Nasza Loteria SR - pasek na kartach artykułów

Pięcioro gorliczan w Verdun

Halina Gajda
Halina Gajda
fot. archiwum prywatne
Reprezentanci dwóch naszych grup rekonstrukcyjnych pojechali do Francji na obchody stulecia bitwy z 1916 roku. Z paradną musztrą wraz z kilkuset innymi przemaszerowali przez ulice Verdun.

- Pięciu naszych pojechało pod Verdun. W nocnym chłodzie i deszczu, w dziennym skwarze, przez trzy dni stacjonowali w wielkim obozie. Luksusów nie było, bo toalet mało, pryszniców też nie za wiele. - Jak to za wojskiem, smród się ciągnął regulaminowy - dowcipkuje Dominik Nowak, członek Stowarzyszenia Historycznego Bitwa pod Gorlicami 1915. - Nie no, nie było aż tak źle - dodaje po chwili, nie przestając się śmiać.

Nasi w trzygodzinnym wojskowym pokazie
Gorliczanie pojechali do Verdun na zaproszenie organizatorów obchodów stulecia bitwy uznanej przez historyków za symbol żołnierskiego męstwa. Z całego świata zjechały się grupy rekonstrukcyjne wszystkich wojsk, które brały udział w bitwie 1916 roku. W sumie około tysiąca ludzi.- Specjalnie dla nas przygotowany był historyczny obóz, tuż obok XIX-wiecznych koszar. Klimat niesamowity, historia była na wyciągnięcie ręki - opowiada Dominik Nowak.
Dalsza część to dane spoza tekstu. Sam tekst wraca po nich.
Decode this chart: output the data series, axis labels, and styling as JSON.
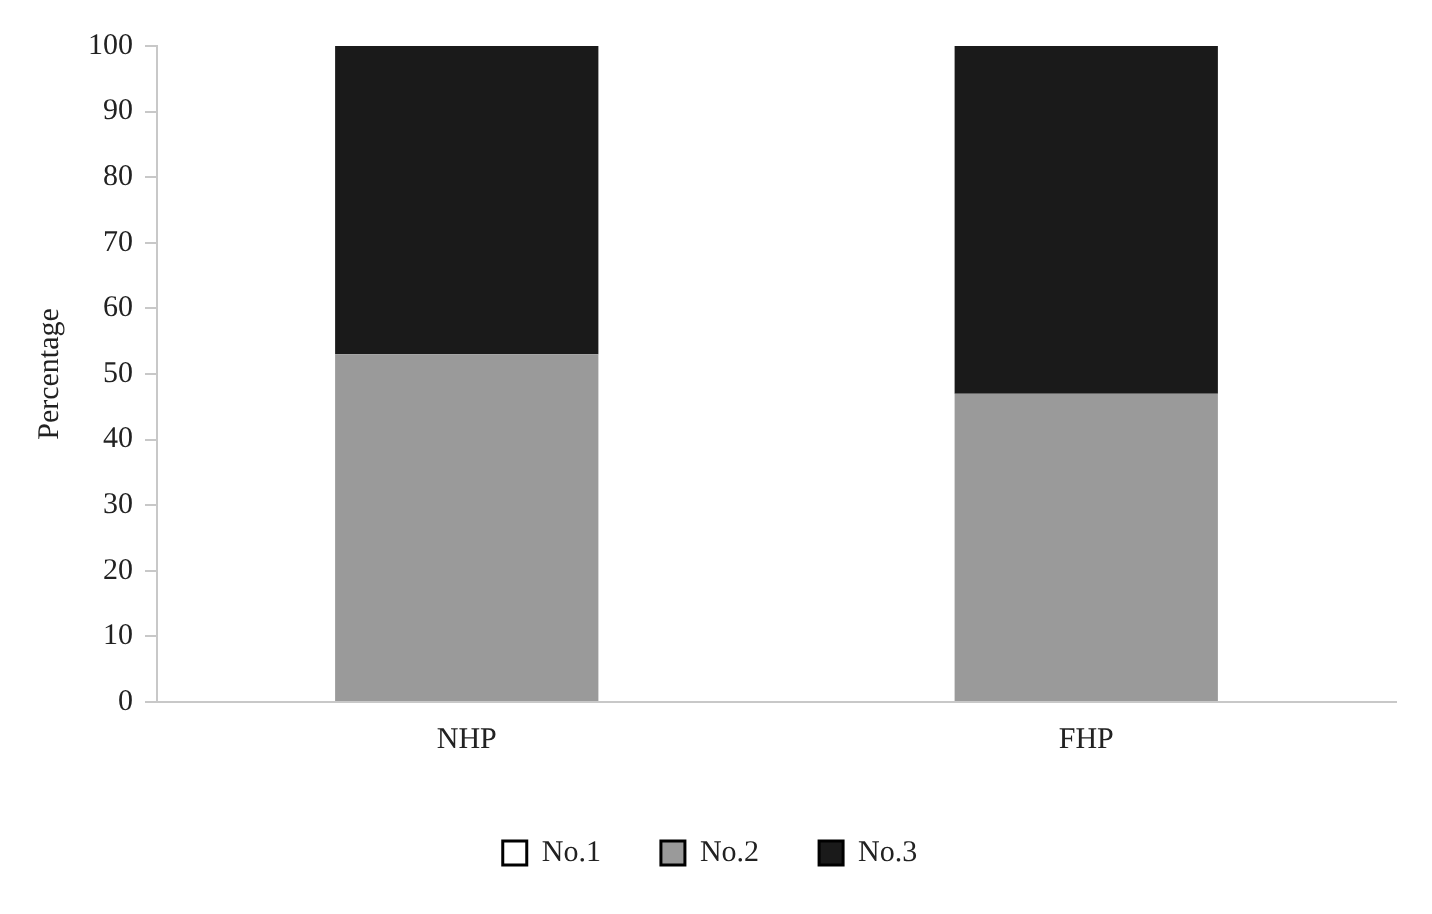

Głównym punktem był przemarsz wszystkich grup przez miasto. Towarzyszyły im orkiestry dęte. Ludzie, klaskając, przyglądali się mundurom, wyposażeniu. - Wszystko to trwało ponad trzy godziny - dodaje.
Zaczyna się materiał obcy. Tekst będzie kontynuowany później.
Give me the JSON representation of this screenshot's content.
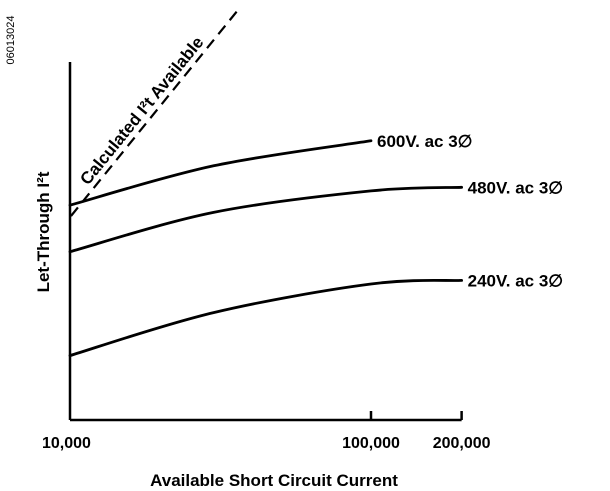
{
  "figure_id": "06013024",
  "chart_data": {
    "type": "line",
    "title": "",
    "xlabel": "Available Short Circuit Current",
    "ylabel": "Let-Through I²t",
    "x_scale": "log",
    "x_ticks": [
      {
        "value": 10000,
        "label": "10,000"
      },
      {
        "value": 100000,
        "label": "100,000"
      },
      {
        "value": 200000,
        "label": "200,000"
      }
    ],
    "y_tick_labels": "none",
    "grid": false,
    "reference_line": {
      "name": "Calculated I²t Available",
      "style": "dashed"
    },
    "series": [
      {
        "name": "600V. ac 3∅",
        "relative_values": [
          {
            "x": 10000,
            "y": 0.6
          },
          {
            "x": 30000,
            "y": 0.71
          },
          {
            "x": 100000,
            "y": 0.78
          }
        ]
      },
      {
        "name": "480V. ac 3∅",
        "relative_values": [
          {
            "x": 10000,
            "y": 0.47
          },
          {
            "x": 30000,
            "y": 0.58
          },
          {
            "x": 100000,
            "y": 0.64
          },
          {
            "x": 200000,
            "y": 0.65
          }
        ]
      },
      {
        "name": "240V. ac 3∅",
        "relative_values": [
          {
            "x": 10000,
            "y": 0.18
          },
          {
            "x": 30000,
            "y": 0.3
          },
          {
            "x": 100000,
            "y": 0.38
          },
          {
            "x": 200000,
            "y": 0.39
          }
        ]
      }
    ]
  }
}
Historyczna edukacja na obczyźnie
Do Verdun pojechali też gorliczanie z Grupy Rekonstrukcji Historycznej Gorlice 1915. Skromna ekipa miała chyba największe wzięcie. - Ponieważ wojska austro-węgierskie nie walczyły pod Verdun, my pojechaliśmy z lazaretem, jako wojska pomocnicze. Mieliśmy ze sobą szpital polowy, sprzęt medyczny z czasów I wojny światowej - opowiada Wojciech Drzymała, członek grupy.
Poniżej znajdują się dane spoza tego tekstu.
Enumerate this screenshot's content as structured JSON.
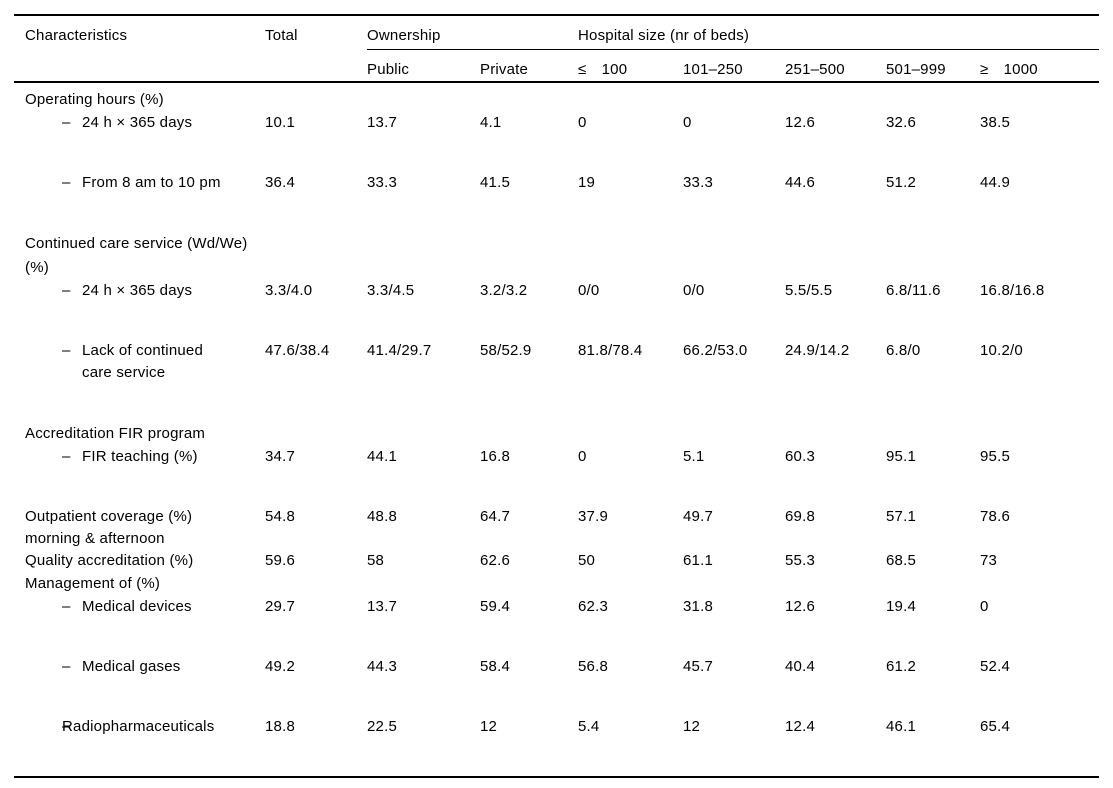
{
  "page": {
    "background": "#ffffff",
    "text_color": "#000000",
    "rule_color": "#000000"
  },
  "table": {
    "dash_glyph": "–",
    "header": {
      "characteristics": "Characteristics",
      "total": "Total",
      "groups": [
        {
          "label": "Ownership"
        },
        {
          "label": "Hospital size (nr of beds)"
        }
      ],
      "subcolumns": [
        "Public",
        "Private",
        "≤ 100",
        "101–250",
        "251–500",
        "501–999",
        "≥ 1000"
      ]
    },
    "rows": [
      {
        "type": "section",
        "label": "Operating hours (%)",
        "values": [],
        "gap": false
      },
      {
        "type": "item",
        "label": "24 h × 365 days",
        "values": [
          "10.1",
          "13.7",
          "4.1",
          "0",
          "0",
          "12.6",
          "32.6",
          "38.5"
        ],
        "gap": true
      },
      {
        "type": "item",
        "label": "From 8 am to 10 pm",
        "values": [
          "36.4",
          "33.3",
          "41.5",
          "19",
          "33.3",
          "44.6",
          "51.2",
          "44.9"
        ],
        "gap": true
      },
      {
        "type": "section",
        "label": "Continued care service (Wd/We) (%)",
        "values": [],
        "gap": false
      },
      {
        "type": "item",
        "label": "24 h × 365 days",
        "values": [
          "3.3/4.0",
          "3.3/4.5",
          "3.2/3.2",
          "0/0",
          "0/0",
          "5.5/5.5",
          "6.8/11.6",
          "16.8/16.8"
        ],
        "gap": true
      },
      {
        "type": "item",
        "label": "Lack of continued\ncare service",
        "values": [
          "47.6/38.4",
          "41.4/29.7",
          "58/52.9",
          "81.8/78.4",
          "66.2/53.0",
          "24.9/14.2",
          "6.8/0",
          "10.2/0"
        ],
        "gap": true
      },
      {
        "type": "section",
        "label": "Accreditation FIR program",
        "values": [],
        "gap": false
      },
      {
        "type": "item",
        "label": "FIR teaching (%)",
        "values": [
          "34.7",
          "44.1",
          "16.8",
          "0",
          "5.1",
          "60.3",
          "95.1",
          "95.5"
        ],
        "gap": true
      },
      {
        "type": "plain",
        "label": "Outpatient coverage (%)\nmorning & afternoon",
        "values": [
          "54.8",
          "48.8",
          "64.7",
          "37.9",
          "49.7",
          "69.8",
          "57.1",
          "78.6"
        ],
        "gap": false
      },
      {
        "type": "plain",
        "label": "Quality accreditation (%)",
        "values": [
          "59.6",
          "58",
          "62.6",
          "50",
          "61.1",
          "55.3",
          "68.5",
          "73"
        ],
        "gap": false
      },
      {
        "type": "section",
        "label": "Management of (%)",
        "values": [],
        "gap": false
      },
      {
        "type": "item",
        "label": "Medical devices",
        "values": [
          "29.7",
          "13.7",
          "59.4",
          "62.3",
          "31.8",
          "12.6",
          "19.4",
          "0"
        ],
        "gap": true
      },
      {
        "type": "item",
        "label": "Medical gases",
        "values": [
          "49.2",
          "44.3",
          "58.4",
          "56.8",
          "45.7",
          "40.4",
          "61.2",
          "52.4"
        ],
        "gap": true
      },
      {
        "type": "item",
        "label": "",
        "label2": "Radiopharmaceuticals",
        "values": [
          "18.8",
          "22.5",
          "12",
          "5.4",
          "12",
          "12.4",
          "46.1",
          "65.4"
        ],
        "gap": true
      }
    ]
  }
}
Ku ich zdziwieniu okazało się, że bitwa pod Gorlicami wcale nie jest taką historyczną oczywistością. Pomijając już to, że zostali wzięci za rekonstruktorów wojsk francuskich. - Wszystko z racji niebieskich mundurów - opowiada. - Dopiero tłumaczyliśmy wszystkim, kim jesteśmy, skąd takie, a nie inne ubrania, czym dla historii była bitwa pod Gorlicami - dodaje.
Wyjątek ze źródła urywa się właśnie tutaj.